Sources : RBC Gestion de patrimoine, Bloomberg.

Mais il se peut que l’ampleur des préoccupations au sujet de l’inflation ne soit pas fondée. L’augmentation des prix « rigides » a bien plus traînassé que celle des prix plus souples, ce qui montre que l’inflation pourrait ne pas durer. Le taux d’accroissement des prix de base s’est aussi tassé : l’augmentation mensuelle de l’indice des prix à la consommation hors alimentation et énergie s’est timidement repliée pour n’atteindre que 0,2 %, ce qui cadre avec le contexte historique. Par ailleurs, les chiffres de l’inflation attendue – même ceux fondés sur le marché – ont tendance à être de piètres indicateurs de l’inflation réelle du fait de leur surestimation constante. Enfin, les cours plus élevés de l’énergie qui ont alimenté les récentes augmentations de prix ont par le passé constitué un indicateur clé d’une diminution des taux d’inflation à venir.

Ce scénario de stabilité des prix à moyen terme risque de ne pas se matérialiser si la montée des salaires commence à s’ancrer, ce qui entraînerait une spirale à la hausse des prix de la demande et des prix à la consommation. Le risque est bel et bien là, mais pour l’heure, tant le CBO que le Comité fédéral de l’open market (FOMC) qui fixe les taux considèrent que la période actuelle d’inflation est dans l’ensemble un épisode isolé ; les organismes estiment tous deux que l’indice de prix des dépenses de consommation personnelle augmentera de moins de 2,2 % en 2022. Si les salaires continuent leur progression, nous pensons que la Fed pourrait réagir en retirant plus vite les mesures d’assouplissement, ce qui dicterait probablement une hausse à court terme des taux d’intérêt, pour finalement redevenir maître des prix.

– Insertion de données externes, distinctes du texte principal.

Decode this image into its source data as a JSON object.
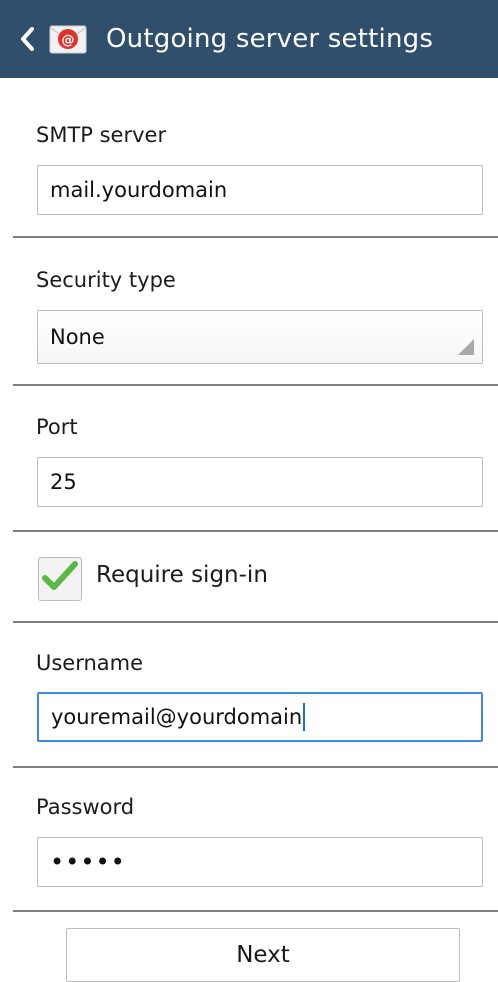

En rendant la demande fiable, une augmentation des dépenses du gouvernement fédéral pourrait faciliter la tâche de la Fed si elle avait besoin de relever les taux en normalisant la politique avec des effets récessionnistes moins prononcés.

Conclusion

Lors de l’évaluation par les investisseurs de la dynamique du budget fédéral, nous jugeons important que ceux-ci laissent de côté leurs préférences politiques pour évaluer les incidences macroéconomiques probables à court terme. Dans un tel scénario, il se peut que la législation présentée au Congrès ne risque pas de changer la donne à court terme sur le plan économique. Le montant global contribuera à amortir la baisse prévue des dépenses fédérales, mais puisque les répercussions devraient s’étaler sur de nombreuses années, l’apport à la croissance pour une année donnée sera probablement relativement faible. Dans l’ensemble, l’allègement de la ponction sur la croissance du PIB provenant de la diminution des dépenses fédérales vaudra probablement la peine de courir le risque d’accroissement de l’inflation. En revanche, si les augmentations de prix déclenchent des mesures anticipées de la part de la Fed, les avantages pour la croissance seront peut-être éphémères.